The likes of Microsoft, Ford, Coca Cola, Starbucks, among major corporations are now feeling compelled to do lip service to “the cause” – in this current round of misdirected Facebook-bashing (and when it comes to mainstream media and the political powers behind them, these attacks are always, inexplicably, misdirected.)

But behind the scenes, one (by no means the only) method of continuing to work with Facebook regardless of all the superficial protestations is  the “Facebook pixel” – a piece of code included on these corporations’ websites that harvests your data – to then make thorough use of it by optimizing and targeting ads – for current, and future audiences.

Such is the detail of data they have at their disposal they are fee to correlate – and even remarket to anyone who’s ever touched their websites before.

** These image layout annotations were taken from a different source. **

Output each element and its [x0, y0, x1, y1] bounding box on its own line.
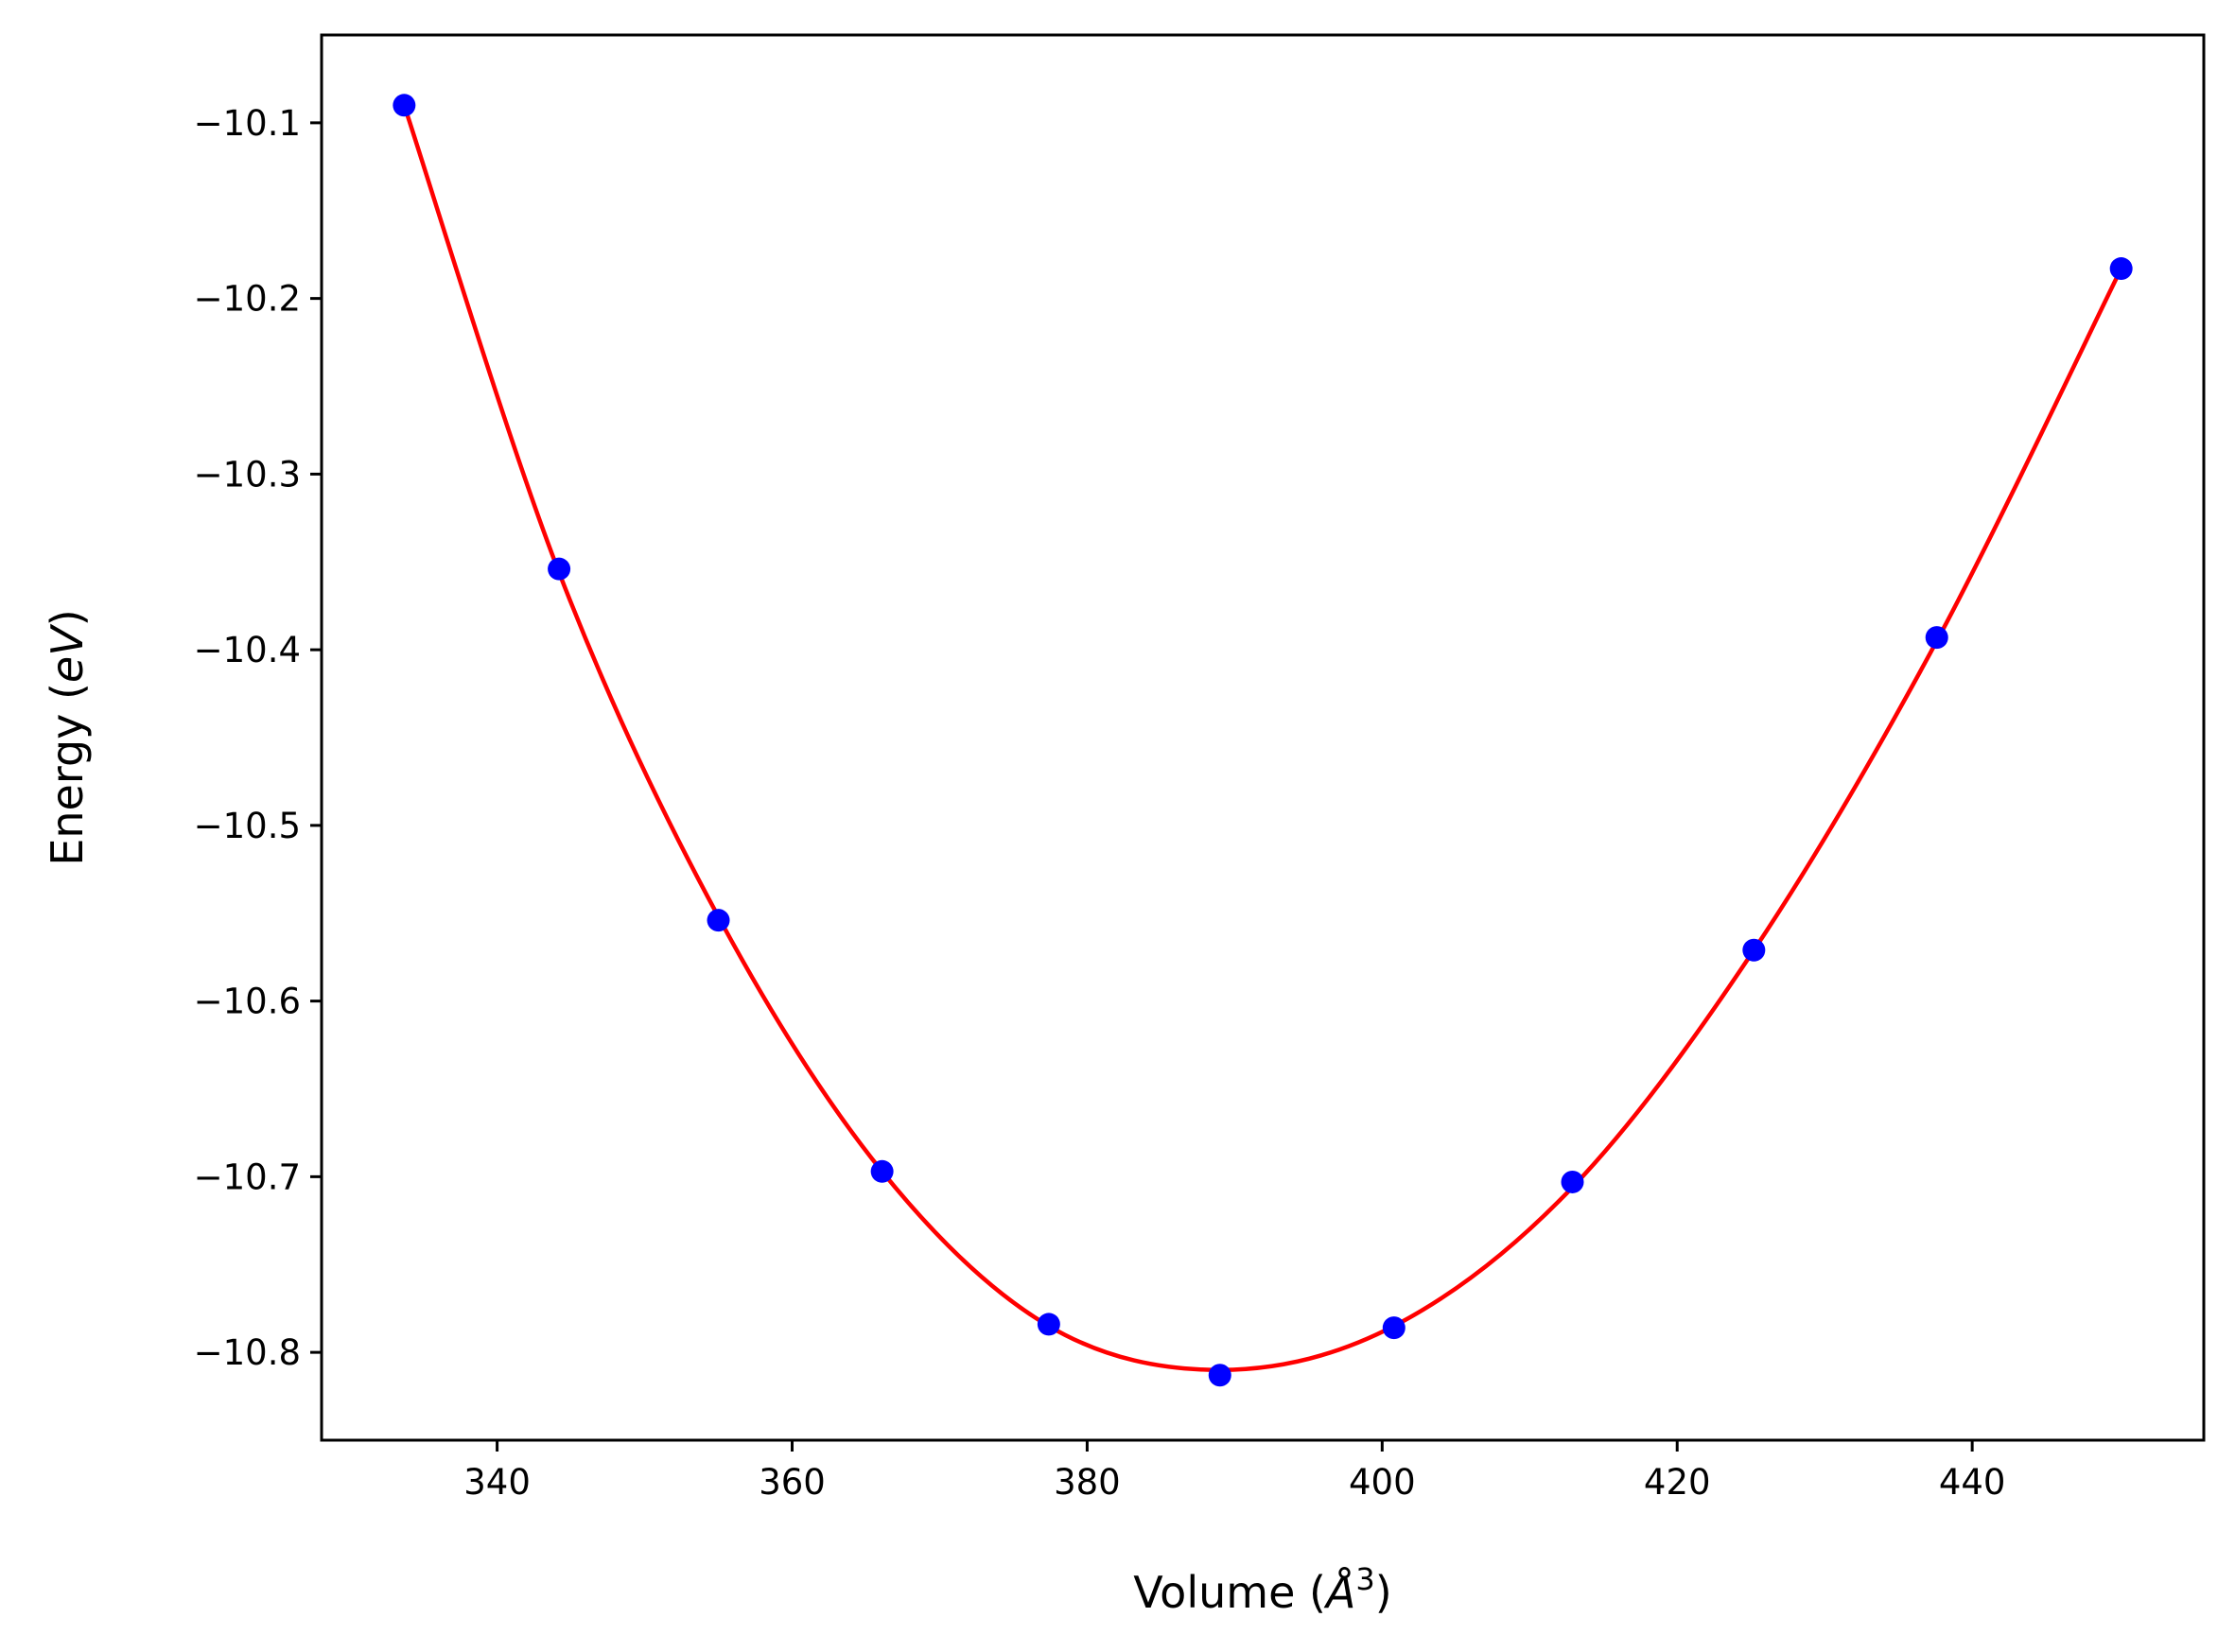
y-tick-label: −10.5 [194, 806, 301, 846]
x-tick-label: 420 [1644, 1462, 1711, 1503]
data-point [2109, 257, 2133, 281]
data-point [548, 557, 571, 581]
data-point [1925, 626, 1948, 650]
data-point [1037, 1313, 1060, 1336]
points-layer [393, 94, 2133, 1387]
y-tick-label: −10.6 [194, 982, 301, 1022]
x-tick-label: 340 [463, 1462, 531, 1503]
fit-line-layer [402, 104, 2123, 1372]
y-tick-label: −10.4 [194, 630, 301, 670]
plot-area [320, 33, 2206, 1442]
y-tick-label: −10.1 [194, 103, 301, 144]
plot-frame [320, 33, 2206, 1442]
data-point [870, 1159, 894, 1183]
data-point [393, 94, 416, 117]
y-tick-label: −10.3 [194, 454, 301, 495]
data-point [1742, 938, 1766, 962]
x-tick-label: 380 [1054, 1462, 1121, 1503]
y-axis-label: Energy (eV) [42, 609, 93, 865]
data-point [1208, 1364, 1231, 1387]
y-tick-label: −10.7 [194, 1156, 301, 1197]
x-axis-label: Volume (Å3) [1133, 1561, 1391, 1618]
data-point [707, 909, 730, 932]
x-tick-label: 360 [759, 1462, 826, 1503]
data-point [1561, 1170, 1584, 1193]
x-axis: 340 360 380 400 420 440 [463, 1440, 2005, 1503]
data-point [1382, 1316, 1406, 1340]
y-tick-label: −10.8 [194, 1332, 301, 1373]
y-tick-label: −10.2 [194, 279, 301, 320]
fit-curve [402, 104, 2123, 1372]
x-tick-label: 440 [1939, 1462, 2006, 1503]
y-axis: −10.8 −10.7 −10.6 −10.5 −10.4 −10.3 −10.2 −10.1 [194, 103, 322, 1373]
x-tick-label: 400 [1349, 1462, 1416, 1503]
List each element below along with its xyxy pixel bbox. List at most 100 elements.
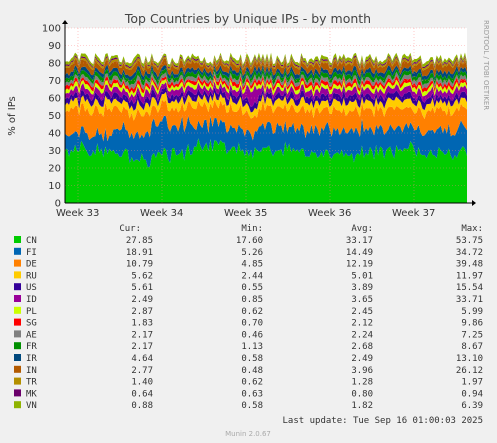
legend-name: MK — [26, 389, 37, 399]
y-ticks: 0 10 20 30 40 50 60 70 80 90 100 — [42, 24, 61, 210]
legend-name: RU — [26, 271, 37, 281]
y-tick-label: 60 — [48, 94, 61, 105]
legend-min: 0.55 — [241, 283, 263, 293]
y-tick-label: 0 — [55, 199, 61, 210]
legend-name: FI — [26, 248, 37, 258]
col-avg: Avg: — [351, 224, 373, 234]
legend-row: PL 2.87 0.62 2.45 5.99 — [14, 306, 483, 317]
legend-max: 0.94 — [461, 389, 483, 399]
legend-max: 9.86 — [461, 319, 483, 329]
area-us — [65, 86, 467, 113]
x-tick-label: Week 35 — [224, 208, 267, 219]
legend-swatch — [14, 283, 21, 291]
legend-swatch — [14, 377, 21, 385]
legend-swatch — [14, 295, 21, 302]
y-tick-label: 50 — [48, 111, 61, 122]
legend-name: FR — [26, 342, 37, 352]
chart-title: Top Countries by Unique IPs - by month — [124, 11, 371, 26]
legend-cur: 2.77 — [131, 366, 153, 376]
area-sg — [65, 74, 467, 94]
y-tick-label: 80 — [48, 59, 61, 70]
legend-swatch — [14, 354, 21, 361]
legend-cur: 1.83 — [131, 319, 153, 329]
legend-min: 2.44 — [241, 271, 263, 281]
legend-name: PL — [26, 307, 37, 317]
legend-min: 5.26 — [241, 248, 263, 258]
legend-max: 1.97 — [461, 378, 483, 388]
legend-max: 53.75 — [456, 236, 483, 246]
legend-avg: 2.24 — [351, 330, 373, 340]
legend: CN 27.85 17.60 33.17 53.75 FI 18.91 5.26 14.49 34… — [14, 236, 483, 411]
legend-max: 5.99 — [461, 307, 483, 317]
legend-row: DE 10.79 4.85 12.19 39.48 — [14, 259, 483, 270]
stacked-areas — [65, 52, 467, 203]
legend-row: MK 0.64 0.63 0.80 0.94 — [14, 389, 483, 399]
legend-avg: 2.49 — [351, 354, 373, 364]
legend-swatch — [14, 342, 21, 350]
legend-max: 7.25 — [461, 330, 483, 340]
area-cn — [65, 138, 467, 203]
col-min: Min: — [241, 224, 263, 234]
legend-cur: 5.61 — [131, 283, 153, 293]
area-in — [65, 58, 467, 78]
legend-name: ID — [26, 295, 37, 305]
legend-row: TR 1.40 0.62 1.28 1.97 — [14, 377, 483, 388]
legend-cur: 18.91 — [126, 248, 153, 258]
y-tick-label: 40 — [48, 129, 61, 140]
legend-max: 34.72 — [456, 248, 483, 258]
area-fi — [65, 115, 467, 168]
legend-name: VN — [26, 401, 37, 411]
legend-avg: 2.12 — [351, 319, 373, 329]
legend-cur: 2.49 — [131, 295, 153, 305]
area-mk — [65, 54, 467, 69]
legend-max: 13.10 — [456, 354, 483, 364]
x-tick-label: Week 36 — [308, 208, 351, 219]
y-axis-label: % of IPs — [7, 96, 18, 136]
legend-swatch — [14, 401, 21, 409]
rrdtool-credit: RRDTOOL / TOBI OETIKER — [482, 20, 490, 110]
legend-avg: 14.49 — [346, 248, 373, 258]
legend-min: 17.60 — [236, 236, 263, 246]
legend-row: VN 0.88 0.58 1.82 6.39 — [14, 401, 483, 411]
legend-cur: 2.17 — [131, 330, 153, 340]
legend-row: US 5.61 0.55 3.89 15.54 — [14, 283, 483, 293]
legend-min: 0.85 — [241, 295, 263, 305]
legend-min: 0.58 — [241, 354, 263, 364]
legend-max: 11.97 — [456, 271, 483, 281]
y-axis-arrow — [62, 20, 68, 24]
y-tick-label: 100 — [42, 24, 61, 35]
area-id — [65, 80, 467, 108]
legend-name: IN — [26, 366, 37, 376]
legend-name: CN — [26, 236, 37, 246]
legend-cur: 0.64 — [131, 389, 153, 399]
legend-row: RU 5.62 2.44 5.01 11.97 — [14, 271, 483, 281]
area-fr — [65, 67, 467, 86]
legend-swatch — [14, 247, 21, 255]
legend-min: 0.62 — [241, 378, 263, 388]
legend-max: 8.67 — [461, 342, 483, 352]
legend-swatch — [14, 389, 21, 397]
area-pl — [65, 77, 467, 98]
last-update: Last update: Tue Sep 16 01:00:03 2025 — [283, 416, 483, 426]
legend-name: SG — [26, 319, 37, 329]
legend-avg: 2.68 — [351, 342, 373, 352]
area-tr — [65, 55, 467, 72]
legend-cur: 5.62 — [131, 271, 153, 281]
legend-row: CN 27.85 17.60 33.17 53.75 — [14, 236, 483, 246]
legend-name: IR — [26, 354, 37, 364]
legend-avg: 3.89 — [351, 283, 373, 293]
x-axis-arrow — [472, 200, 476, 206]
legend-row: SG 1.83 0.70 2.12 9.86 — [14, 318, 483, 329]
legend-avg: 3.96 — [351, 366, 373, 376]
legend-max: 26.12 — [456, 366, 483, 376]
legend-swatch — [14, 365, 21, 373]
x-tick-label: Week 34 — [140, 208, 183, 219]
legend-avg: 3.65 — [351, 295, 373, 305]
x-ticks: Week 33 Week 34 Week 35 Week 36 Week 37 — [56, 208, 435, 219]
legend-max: 15.54 — [456, 283, 483, 293]
legend-avg: 1.82 — [351, 401, 373, 411]
legend-avg: 1.28 — [351, 378, 373, 388]
legend-avg: 12.19 — [346, 260, 373, 270]
legend-cur: 1.40 — [131, 378, 153, 388]
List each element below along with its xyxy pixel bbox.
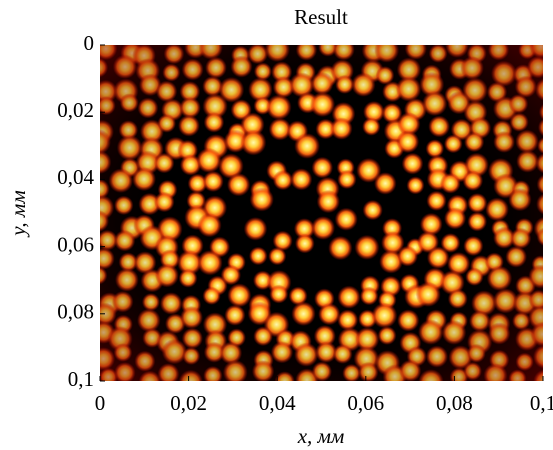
y-tick-label: 0,06 (57, 232, 94, 256)
y-tick-label: 0 (84, 31, 95, 55)
x-tick-label: 0,02 (170, 391, 207, 415)
y-tick-label: 0,1 (68, 367, 94, 391)
x-tick-label: 0,06 (347, 391, 384, 415)
y-axis-label: y, мм (6, 190, 30, 237)
x-tick-label: 0,08 (436, 391, 473, 415)
y-tick-label: 0,04 (57, 165, 94, 189)
vignette (100, 45, 543, 381)
chart-title: Result (294, 5, 348, 29)
x-tick-label: 0 (95, 391, 106, 415)
y-tick-label: 0,08 (57, 300, 94, 324)
x-tick-label: 0,1 (530, 391, 553, 415)
y-tick-label: 0,02 (57, 98, 94, 122)
x-axis-label: x, мм (297, 424, 345, 448)
x-tick-label: 0,04 (259, 391, 296, 415)
plot-area (100, 45, 543, 381)
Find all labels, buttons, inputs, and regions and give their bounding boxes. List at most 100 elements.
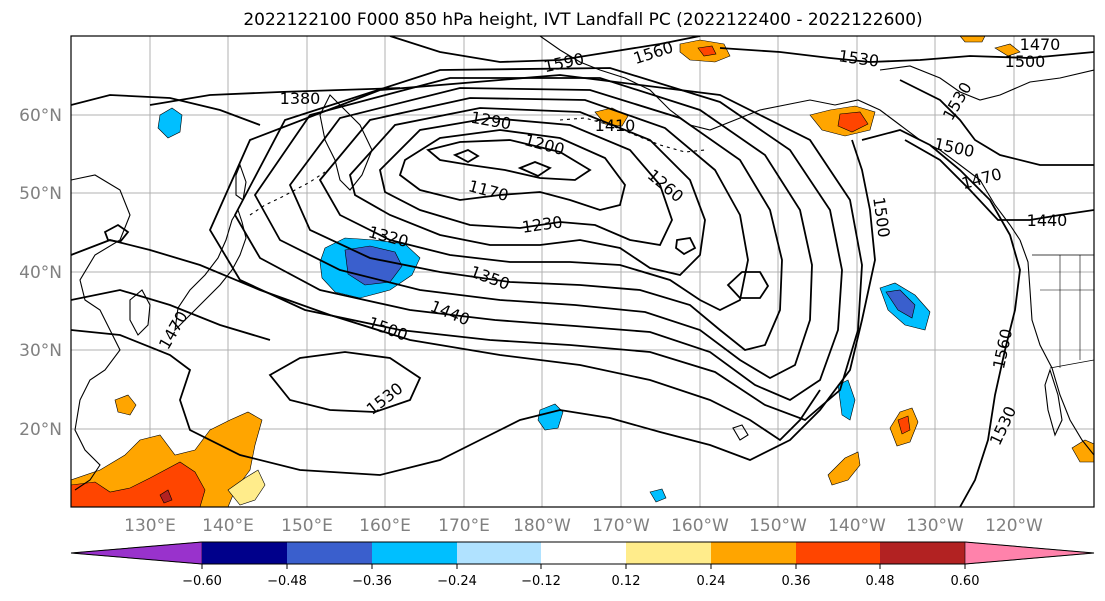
ivt-patch-mexico-hot [897, 415, 911, 435]
coastline-kamchatka [319, 94, 373, 191]
colorbar-seg-2 [287, 542, 372, 564]
colorbar-ticks [201, 564, 966, 569]
lon-label-180w: 180°W [513, 516, 571, 536]
coastline-arctic [879, 65, 1094, 101]
contour-1320 [253, 77, 813, 380]
lat-label-50n: 50°N [19, 184, 62, 204]
contour-eastern-pacific-2 [904, 139, 1094, 221]
longitude-labels: 130°E 140°E 150°E 160°E 170°E 180°W 170°… [124, 516, 1043, 536]
coastline-baja [1044, 368, 1063, 437]
colorbar-tick-label: −0.36 [352, 574, 392, 589]
lon-label-120w: 120°W [985, 516, 1043, 536]
contour-1470 [71, 289, 271, 341]
ivt-patch-asia-hot [71, 461, 206, 507]
contour-north-arc-1 [389, 36, 701, 63]
ivt-patch-hawaii-blue [837, 379, 856, 421]
colorbar-tick-label: −0.60 [182, 574, 222, 589]
latitude-labels: 60°N 50°N 40°N 30°N 20°N [19, 106, 62, 440]
contour-1500 [71, 139, 876, 476]
colorbar-tick-label: 0.60 [951, 574, 980, 589]
colorbar-seg-1 [202, 542, 287, 564]
ivt-patch-asia-yellow [227, 469, 266, 506]
colorbar: −0.60 −0.48 −0.36 −0.24 −0.12 0.12 0.24 … [70, 541, 1095, 589]
ivt-patch-120e-warm [114, 394, 137, 416]
lon-label-150e: 150°E [281, 516, 333, 536]
colorbar-tick-label: −0.12 [521, 574, 561, 589]
ivt-patch-ne-warm-2 [959, 36, 986, 43]
lat-label-20n: 20°N [19, 420, 62, 440]
contour-low-inner-1 [452, 149, 480, 164]
colorbar-seg-8 [796, 542, 880, 564]
lon-label-160w: 160°W [671, 516, 729, 536]
map-frame [70, 35, 1095, 508]
ivt-patch-asia-dark [159, 489, 173, 504]
contour-1500-north [71, 94, 261, 126]
contour-label-1410: 1410 [595, 116, 636, 135]
ivt-patch-nw-blue [157, 107, 183, 139]
contour-1380 [208, 74, 863, 422]
lon-label-170w: 170°W [592, 516, 650, 536]
colorbar-seg-0 [70, 541, 203, 565]
contour-1350 [233, 67, 843, 402]
contour-1170 [398, 129, 626, 211]
contour-small-ring-1 [726, 271, 770, 299]
colorbar-tick-label: 0.48 [866, 574, 895, 589]
colorbar-seg-4 [457, 542, 541, 564]
colorbar-seg-6 [626, 542, 711, 564]
ivt-patch-ca-medblue [885, 289, 916, 319]
border-us-states [1040, 255, 1094, 368]
contour-1290 [288, 87, 783, 351]
coastline-japan [174, 208, 247, 332]
contour-1230 [349, 107, 706, 276]
coastline-aleutians [559, 117, 706, 153]
contour-low-inner-2 [517, 161, 552, 178]
lon-label-130w: 130°W [906, 516, 964, 536]
ivt-patch-north-hot [697, 45, 717, 57]
contour-1440 [71, 239, 821, 442]
lon-label-160e: 160°E [359, 516, 411, 536]
ivt-patch-subtrop-warm [827, 451, 861, 486]
coastline-alaska [539, 36, 1021, 241]
lon-label-140w: 140°W [828, 516, 886, 536]
coastlines [71, 36, 1094, 491]
lon-label-130e: 130°E [124, 516, 176, 536]
height-contours [71, 36, 1094, 507]
contour-1380-west [149, 87, 401, 106]
contour-1530-south [268, 351, 422, 413]
map-panel: 1590 1560 1530 1470 1500 1380 1290 1410 … [70, 35, 1095, 508]
contour-small-ring-2 [675, 237, 697, 256]
contour-label-1470-north: 1470 [1020, 35, 1061, 54]
ivt-patch-ne-warm [994, 43, 1021, 57]
colorbar-seg-3 [372, 542, 457, 564]
colorbar-tick-label: 0.36 [782, 574, 811, 589]
colorbar-tick-label: 0.24 [697, 574, 726, 589]
contour-1260 [318, 97, 749, 312]
lat-label-40n: 40°N [19, 263, 62, 283]
colorbar-tick-label: −0.48 [267, 574, 307, 589]
coastline-asia [71, 174, 131, 491]
lat-label-30n: 30°N [19, 341, 62, 361]
contour-label-1440-east: 1440 [1027, 211, 1068, 230]
contour-label-1380: 1380 [280, 89, 321, 108]
contour-north-arc-2 [719, 47, 1094, 63]
border-us-mexico [1049, 359, 1094, 369]
lat-label-60n: 60°N [19, 106, 62, 126]
coastline-west-us [1019, 239, 1094, 456]
coastline-korea [129, 289, 151, 336]
lon-label-150w: 150°W [749, 516, 807, 536]
colorbar-seg-10 [964, 541, 1095, 565]
contour-small-ring-3 [103, 223, 130, 243]
coastline-sakhalin [235, 163, 247, 201]
gridlines [71, 36, 1094, 507]
contour-label-1500-north: 1500 [1005, 52, 1046, 71]
figure-title: 2022122100 F000 850 hPa height, IVT Land… [243, 10, 922, 30]
colorbar-seg-5 [541, 542, 626, 564]
lon-label-140e: 140°E [202, 516, 254, 536]
coastline-hawaii [732, 424, 749, 441]
contour-low-core [426, 139, 592, 181]
colorbar-seg-7 [711, 542, 796, 564]
contour-north-arc-3 [899, 79, 1094, 166]
colorbar-tick-label: −0.24 [437, 574, 477, 589]
ivt-patch-gulf-hot [837, 111, 869, 133]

This is the actual depth of the business relationship between Facebook and the companies advertising on it – not Volkswagen pulling its front-end ads from the platform, for a while.

“You can get the initial PR hit with this campaign and then, whenever you’re ready, start marketing on Facebook. But in the meantime you can still use that data to target people that you wouldn’t otherwise be able to reach,” digital advertising consultant Max Rymer said.

And he explained that, for some of these brands, “retaining pixel data might be more valuable than spending money on ads” as they can share it with other giants like Google and Spotify.

All of this isn’t even mentioning the idea that brands were already pulling their advertising from platforms now anyway, as the pandemic lockdowns were increasingly making it unprofitable, research shows.